412 Food Rescue
- Formation: 2015
- Founder: Leah Lizarondo, Gisele Barreto Fetterman
- Founded at: Pittsburgh, Pennsylvania
- Type: 501(c)(3)
- Tax ID no.: 47-3476140
- Headquarters: 6140 Station Street, Pittsburgh, PA, 15206
- Staff: 41 (2025)
- Website: 412foodrescue.org

= 412 Food Rescue =

American nonprofit organization

412 Food Rescue is a nonprofit organization based in Pittsburgh, Pennsylvania, US, dedicated to ending hunger by organizing volunteers to deliver surplus food to insecure communities instead of landfills. Since its creation in 2015, the organization has redistributed over 30 million pounds of food through the use of its mobile application, Food Rescue Hero. They are currently rolling out the app nationwide and in Canada.

== Food Reuse Strategy ==

412 Food Rescue is unique in that it relies primarily on the efforts of volunteers to transport and deliver the food immediately. Their food distribution model pairs one of its 450 donor organizations, often grocery stores and restaurants, with other nonprofit partners so that the food may be taken to individuals experiencing food insecurity.

Volunteers are notified of the pick-ups and deliveries to be made by the use of their Food Rescue Hero application. As such, 412 Food Rescue does not maintain an inventory or store food in warehouses.
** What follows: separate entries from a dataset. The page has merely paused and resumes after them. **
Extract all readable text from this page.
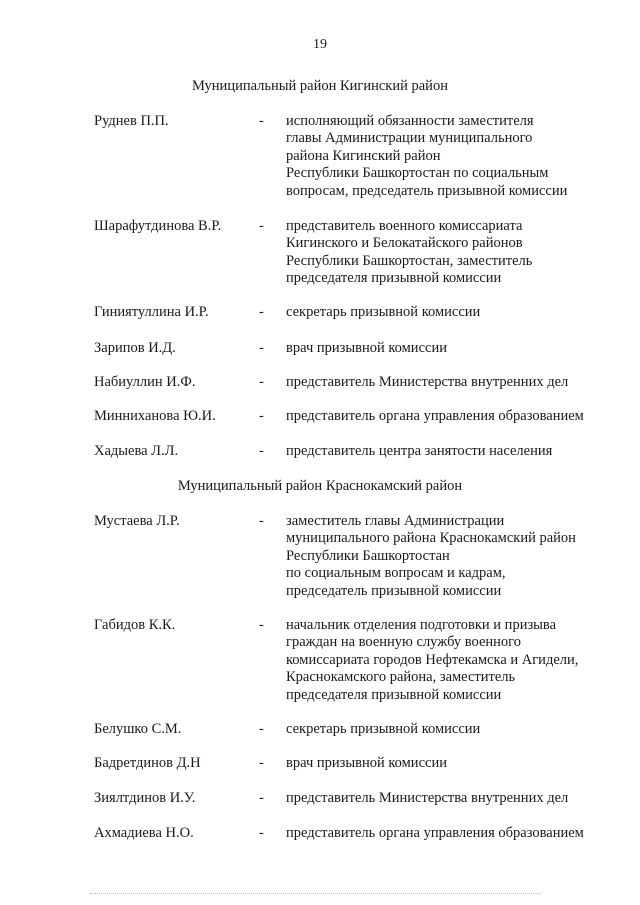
19
Муниципальный район Кигинский район
Руднев П.П.	- исполняющий обязанности заместителя
главы Администрации муниципального
района Кигинский район
Республики Башкортостан по социальным
вопросам, председатель призывной комиссии
Шарафутдинова В.Р.	- представитель военного комиссариата
Кигинского и Белокатайского районов
Республики Башкортостан, заместитель
председателя призывной комиссии
Гиниятуллина И.Р.	- секретарь призывной комиссии
Зарипов И.Д.	- врач призывной комиссии
Набиуллин И.Ф.	- представитель Министерства внутренних дел
Минниханова Ю.И.	- представитель органа управления образованием
Хадыева Л.Л.	- представитель центра занятости населения
Муниципальный район Краснокамский район
Мустаева Л.Р.	- заместитель главы Администрации
муниципального района Краснокамский район
Республики Башкортостан
по социальным вопросам и кадрам,
председатель призывной комиссии
Габидов К.К.	- начальник отделения подготовки и призыва
граждан на военную службу военного
комиссариата городов Нефтекамска и Агидели,
Краснокамского района, заместитель
председателя призывной комиссии
Белушко С.М.	- секретарь призывной комиссии
Бадретдинов Д.Н	- врач призывной комиссии
Зиялтдинов И.У.	- представитель Министерства внутренних дел
Ахмадиева Н.О.	- представитель органа управления образованием
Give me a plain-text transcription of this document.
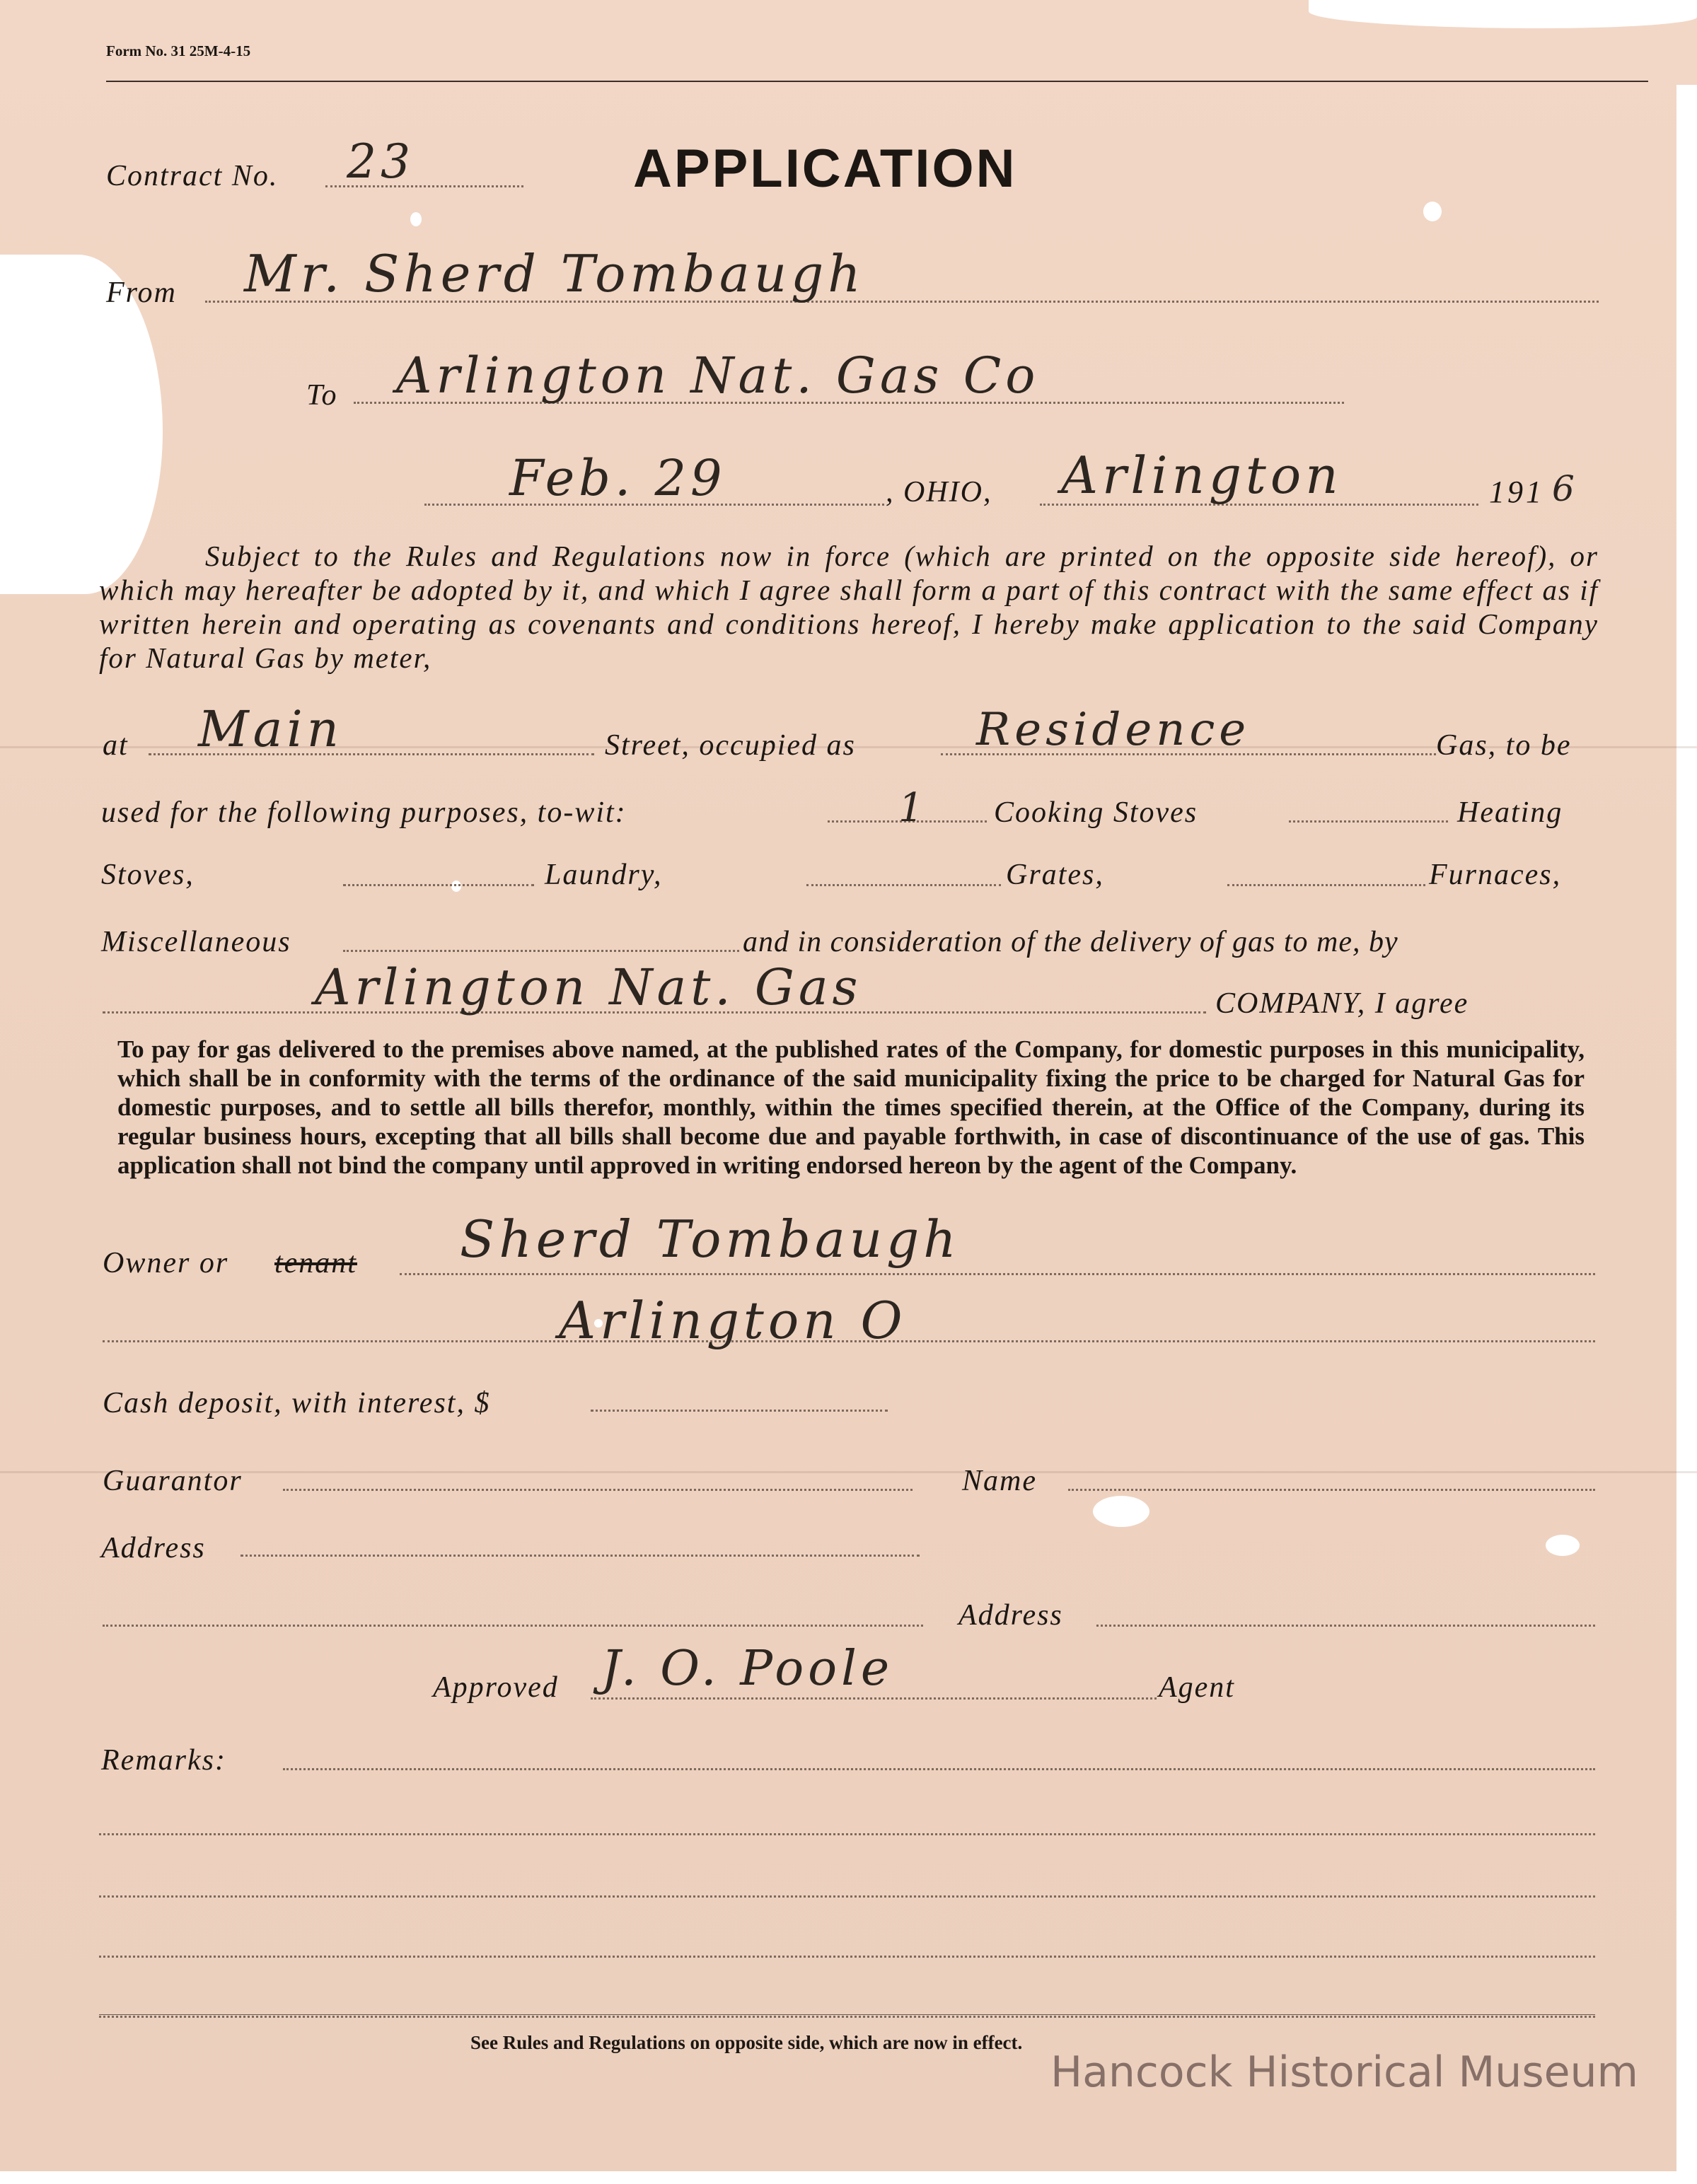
Form No. 31 25M-4-15
Contract No. 23	APPLICATION
From Mr. Sherd Tombaugh
To Arlington Nat. Gas Co
Feb. 29	, OHIO, Arlington	191 6
Subject to the Rules and Regulations now in force (which are printed on the opposite side hereof), or which may hereafter be adopted by it, and which I agree shall form a part of this contract with the same effect as if written herein and operating as covenants and conditions hereof, I hereby make application to the said Company for Natural Gas by meter,
at Main	Street, occupied as	Residence	Gas, to be
used for the following purposes, to-wit:	1 Cooking Stoves	Heating
Stoves,	Laundry,	Grates,	Furnaces,
Miscellaneous	and in consideration of the delivery of gas to me, by
Arlington Nat. Gas	COMPANY, I agree
To pay for gas delivered to the premises above named, at the published rates of the Company, for domestic purposes in this municipality, which shall be in conformity with the terms of the ordinance of the said municipality fixing the price to be charged for Natural Gas for domestic purposes, and to settle all bills therefor, monthly, within the times specified therein, at the Office of the Company, during its regular business hours, excepting that all bills shall become due and payable forthwith, in case of discontinuance of the use of gas. This application shall not bind the company until approved in writing endorsed hereon by the agent of the Company.
Owner or tenant Sherd Tombaugh
Arlington O
Cash deposit, with interest, $
Guarantor	Name
Address
Address
Approved J. O. Poole	Agent
Remarks:
See Rules and Regulations on opposite side, which are now in effect.
Hancock Historical Museum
It obtains fresh and healthy produce which is immediately delivered by a volunteer to a non-profit organization which then distributes it to food insecure recipients.

== History ==

=== Beginnings ===
The organization was founded by Leah Lizarondo and Gisele Barreto Fetterman in March 2015. Lizarondo was inspired by the Free Store, a free clothing outlet in Braddock run by co-founder Fetterman. The Free Store gathers surplus goods and distributes them for free to those in need.
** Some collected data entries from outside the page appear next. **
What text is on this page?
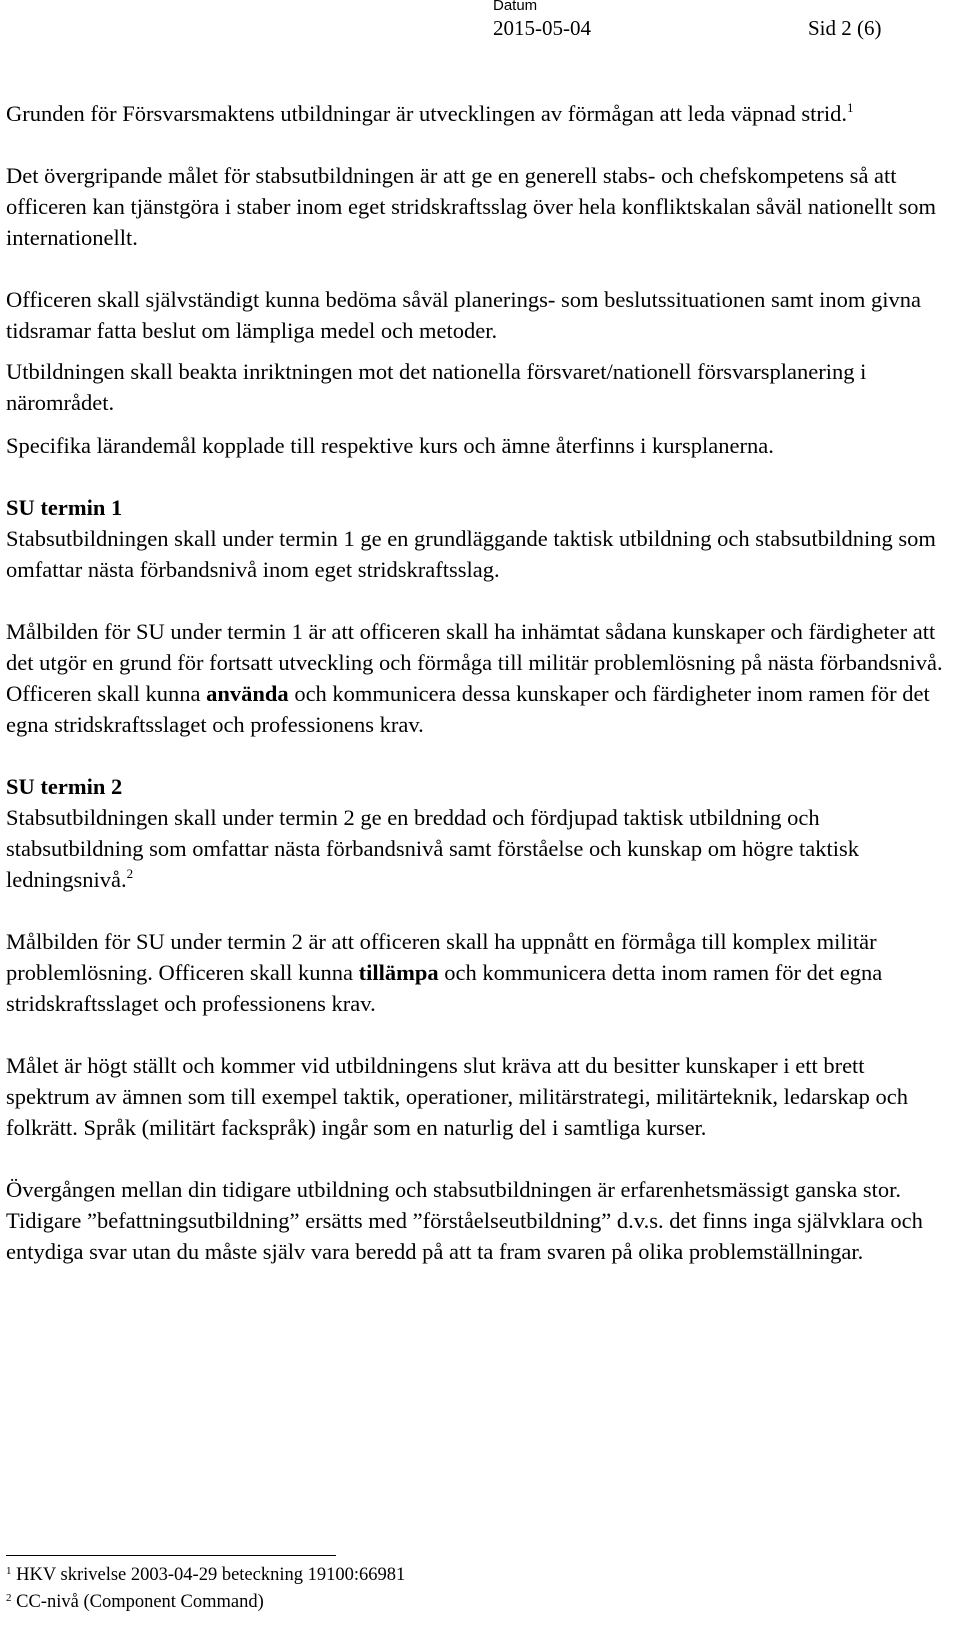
Datum
2015-05-04	Sid 2 (6)

Grunden för Försvarsmaktens utbildningar är utvecklingen av förmågan att leda väpnad strid.$^1$

Det övergripande målet för stabsutbildningen är att ge en generell stabs- och chefskompetens så att officeren kan tjänstgöra i staber inom eget stridskraftsslag över hela konfliktskalan såväl nationellt som internationellt.

Officeren skall självständigt kunna bedöma såväl planerings- som beslutssituationen samt inom givna tidsramar fatta beslut om lämpliga medel och metoder.

Utbildningen skall beakta inriktningen mot det nationella försvaret/nationell försvarsplanering i närområdet.

Specifika lärandemål kopplade till respektive kurs och ämne återfinns i kursplanerna.

SU termin 1
Stabsutbildningen skall under termin 1 ge en grundläggande taktisk utbildning och stabsutbildning som omfattar nästa förbandsnivå inom eget stridskraftsslag.

Målbilden för SU under termin 1 är att officeren skall ha inhämtat sådana kunskaper och färdigheter att det utgör en grund för fortsatt utveckling och förmåga till militär problemlösning på nästa förbandsnivå. Officeren skall kunna använda och kommunicera dessa kunskaper och färdigheter inom ramen för det egna stridskraftsslaget och professionens krav.

SU termin 2
Stabsutbildningen skall under termin 2 ge en breddad och fördjupad taktisk utbildning och stabsutbildning som omfattar nästa förbandsnivå samt förståelse och kunskap om högre taktisk ledningsnivå.$^2$

Målbilden för SU under termin 2 är att officeren skall ha uppnått en förmåga till komplex militär problemlösning. Officeren skall kunna tillämpa och kommunicera detta inom ramen för det egna stridskraftsslaget och professionens krav.

Målet är högt ställt och kommer vid utbildningens slut kräva att du besitter kunskaper i ett brett spektrum av ämnen som till exempel taktik, operationer, militärstrategi, militärteknik, ledarskap och folkrätt. Språk (militärt fackspråk) ingår som en naturlig del i samtliga kurser.

Övergången mellan din tidigare utbildning och stabsutbildningen är erfarenhetsmässigt ganska stor. Tidigare ”befattningsutbildning” ersätts med ”förståelseutbildning” d.v.s. det finns inga självklara och entydiga svar utan du måste själv vara beredd på att ta fram svaren på olika problemställningar.

$^1$ HKV skrivelse 2003-04-29 beteckning 19100:66981
$^2$ CC-nivå (Component Command)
At the time of founding, food insecurity affected 14.2% of Pittsburgh. However, around 31% of food produced went straight to landfills. The two focused their efforts in solving both of these problems by developing a means to bring the food to those who need it. Initially, 412 Food Rescue used the social media platform Facebook to recruit volunteers to transport food between donors and recipients. The organization has grown and shifted from the social media platform to their own application.

=== Impact ===
412 Food Rescue has virtually eliminated emergency referrals, bringing them down from 5–7 a month to 0 on official reports. The organization has a 98 to 99 percent success rate with food pickups and deliveries. The organization helped furloughed federal employees during the 2019 government shutdown by setting up food distribution centers. Since the organization's inception in 2015, over 30 million pounds of food has been rescued and diverted to Pittsburghers experiencing food insecurity.

== Programs ==

=== Food Rescue Hero App ===
412 Food Rescue's reliance on the efforts of thousands of volunteers is made possible through an application launched by the organization in November 2016 called Food Rescue Hero, which is available in both the Google Play Store and the iTunes App Store. Over 7,000 people have downloaded and registered on the application.
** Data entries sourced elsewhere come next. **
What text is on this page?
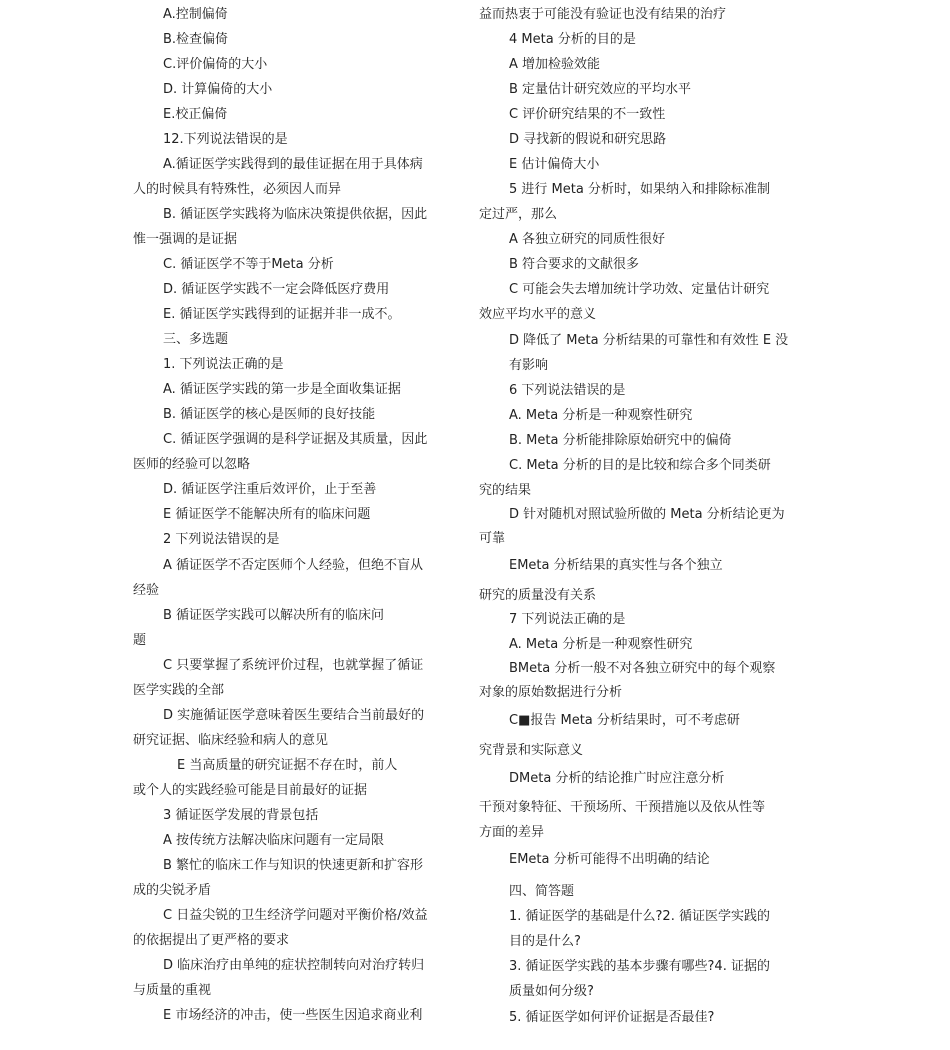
A.控制偏倚
B.检查偏倚
C.评价偏倚的大小
D. 计算偏倚的大小
E.校正偏倚
12.下列说法错误的是
A.循证医学实践得到的最佳证据在用于具体病
人的时候具有特殊性，必须因人而异
B. 循证医学实践将为临床决策提供依据，因此
惟一强调的是证据
C. 循证医学不等于Meta 分析
D. 循证医学实践不一定会降低医疗费用
E. 循证医学实践得到的证据并非一成不。
三、多选题
1. 下列说法正确的是
A. 循证医学实践的第一步是全面收集证据
B. 循证医学的核心是医师的良好技能
C. 循证医学强调的是科学证据及其质量，因此
医师的经验可以忽略
D. 循证医学注重后效评价，止于至善
E 循证医学不能解决所有的临床问题
2 下列说法错误的是
A 循证医学不否定医师个人经验，但绝不盲从
经验
B 循证医学实践可以解决所有的临床问
题
C 只要掌握了系统评价过程，也就掌握了循证
医学实践的全部
D 实施循证医学意味着医生要结合当前最好的
研究证据、临床经验和病人的意见
E 当高质量的研究证据不存在时，前人
或个人的实践经验可能是目前最好的证据
3 循证医学发展的背景包括
A 按传统方法解决临床问题有一定局限
B 繁忙的临床工作与知识的快速更新和扩容形
成的尖锐矛盾
C 日益尖锐的卫生经济学问题对平衡价格/效益
的依据提出了更严格的要求
D 临床治疗由单纯的症状控制转向对治疗转归
与质量的重视
E 市场经济的冲击，使一些医生因追求商业利
益而热衷于可能没有验证也没有结果的治疗
4 Meta 分析的目的是
A 增加检验效能
B 定量估计研究效应的平均水平
C 评价研究结果的不一致性
D 寻找新的假说和研究思路
E 估计偏倚大小
5 进行 Meta 分析时，如果纳入和排除标准制
定过严，那么
A 各独立研究的同质性很好
B 符合要求的文献很多
C 可能会失去增加统计学功效、定量估计研究
效应平均水平的意义
D 降低了 Meta 分析结果的可靠性和有效性 E 没
有影响
6 下列说法错误的是
A. Meta 分析是一种观察性研究
B. Meta 分析能排除原始研究中的偏倚
C. Meta 分析的目的是比较和综合多个同类研
究的结果
D 针对随机对照试验所做的 Meta 分析结论更为
可靠
EMeta 分析结果的真实性与各个独立
研究的质量没有关系
7 下列说法正确的是
A. Meta 分析是一种观察性研究
BMeta 分析一般不对各独立研究中的每个观察
对象的原始数据进行分析
C■报告 Meta 分析结果时，可不考虑研
究背景和实际意义
DMeta 分析的结论推广时应注意分析
干预对象特征、干预场所、干预措施以及依从性等
方面的差异
EMeta 分析可能得不出明确的结论
四、简答题
1. 循证医学的基础是什么?2. 循证医学实践的
目的是什么?
3. 循证医学实践的基本步骤有哪些?4. 证据的
质量如何分级?
5. 循证医学如何评价证据是否最佳?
A volunteer who is a registered user of the application will receive an alert whenever a prospective donor wishes to donate. Details, including the food, the quantity, and the distance is made available to the volunteer, who provides his or her own vehicle to pick-up the food and deliver it to the non-profit organization that receives it. The application's algorithm matches the available food to a suitable recipient.

=== FarmShare ===
The FarmShare program is a CSA that allows consumers to purchase a weekly share of locally grown produce, benefitting farms in the Pittsburgh area, as well as 412 Food Rescue.

=== Good Food Project ===
At the Good Food Project, bulk food donations are stabilized by volunteers into grocery bags of food and ready to eat meals to increase food access.

412 Food Rescue’s Good Food Project is located inside the Food & Energy Hub in Millvale. In this shared space, volunteers repackage surplus foods into heat-and-eat meals and grocery bags to be distributed to neighbors experiencing food insecurity.

=== University of Pittsburgh ===
At the University of Pittsburgh, the student-led club Food Recovery Heroes collect surplus food from campus dining locations, which 412 Food Rescue then distributes to local organizations. Together, they reduce food waste on campus and support the Pittsburgh community.

== Awards ==
The organization and its founders have gained widespread recognition for their efforts. Leah Lizarondo, the organization's CEO and co-founder has taken home many accolades including: 2018 Pittsburgh Smart 50 honoree and Impact award, Smart Business' Person to Watch 2017, Jekko's Pittsburgh Personality You Should Know 2016, and Pittsburgh City Papers Pittsburghers of the Year. 412 Food Rescue won second place and $110,000 at the 2017 UpPrize, a social-innovation challenge. It was also recognized in the Pittsburgh Technology Council's Top 50 tech innovators in the region.